At that time, my days were filled with severe, never-ending headaches and my nights were filled with vomiting and wishing I could sleep. I rarely had an appetite and was losing weight—right then I was probably down by five or six pounds, but I eventually lost about sixteen or seventeen—and to make matters worse, my hair had started falling out. When I felt absolutely horrible, I stayed at home, bored out of my mind and longing for company. When I only felt really awful, I went to school, where I was still miserable.
That Saturday, though, I was running on a little more sleep than usual and my headache was not as terrible as it could have been. Anyone in my shoes would have jumped at the opportunity to hang out with their best friend, regardless of the mountain of schoolwork they had building up at home.
My best friend and I had always been fond of walking—walking around my neighborhood, walking around her neighborhood, walking to the park or 7-Eleven or Mazzio's, always with an iPod tying us together, never letting us stray too far apart. On this particular adventure, we walked to the school that's conveniently placed next to her neighborhood.
We sat outside the main doors, on the dusty sidewalk and up against the hard brick wall, completely ignoring the bench that glared at us from just a few feet away. We each had a stash of loose-leaf notebook paper and an English-to-Kryptonian key we had printed off beforehand.

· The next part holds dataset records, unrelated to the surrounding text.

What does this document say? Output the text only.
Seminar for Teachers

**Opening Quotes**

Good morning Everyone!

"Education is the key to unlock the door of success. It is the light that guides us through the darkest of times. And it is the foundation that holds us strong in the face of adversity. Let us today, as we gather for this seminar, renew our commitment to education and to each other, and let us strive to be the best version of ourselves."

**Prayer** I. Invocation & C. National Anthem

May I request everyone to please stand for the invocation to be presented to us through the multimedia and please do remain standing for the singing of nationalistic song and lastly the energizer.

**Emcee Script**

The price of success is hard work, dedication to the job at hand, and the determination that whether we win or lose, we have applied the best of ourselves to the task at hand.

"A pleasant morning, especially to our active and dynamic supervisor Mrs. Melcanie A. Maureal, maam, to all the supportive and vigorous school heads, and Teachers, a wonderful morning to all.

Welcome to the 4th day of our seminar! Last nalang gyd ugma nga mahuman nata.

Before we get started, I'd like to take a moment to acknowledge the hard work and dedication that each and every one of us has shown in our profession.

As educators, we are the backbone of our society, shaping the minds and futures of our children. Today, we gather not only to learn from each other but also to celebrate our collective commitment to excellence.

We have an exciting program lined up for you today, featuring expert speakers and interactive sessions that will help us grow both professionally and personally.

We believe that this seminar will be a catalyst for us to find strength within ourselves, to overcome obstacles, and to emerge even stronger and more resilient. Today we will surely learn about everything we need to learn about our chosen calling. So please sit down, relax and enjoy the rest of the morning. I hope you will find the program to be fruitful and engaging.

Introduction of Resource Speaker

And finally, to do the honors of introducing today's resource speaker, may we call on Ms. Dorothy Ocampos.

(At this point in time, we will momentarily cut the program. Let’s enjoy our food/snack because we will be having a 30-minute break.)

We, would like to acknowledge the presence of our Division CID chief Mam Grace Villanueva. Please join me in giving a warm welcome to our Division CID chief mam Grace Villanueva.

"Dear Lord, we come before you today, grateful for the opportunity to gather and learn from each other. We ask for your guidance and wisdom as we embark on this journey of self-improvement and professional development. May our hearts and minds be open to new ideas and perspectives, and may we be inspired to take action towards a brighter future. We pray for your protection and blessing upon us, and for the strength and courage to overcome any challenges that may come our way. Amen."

I would write a note in Kryptonian for her and she would write one for me, then we would translate them back into English. We did this over and over until we no longer had to look up each individual letter as we translated back and forth. By that point, the hardest part of writing a note was getting the S's and exclamation marks to look right. We were bursting with pride once we got it all perfected.
This may have been one of our duller days compared to some of the other times we've spent together, but it's one of the best memories I have from that year, and I wouldn't trade it for anything.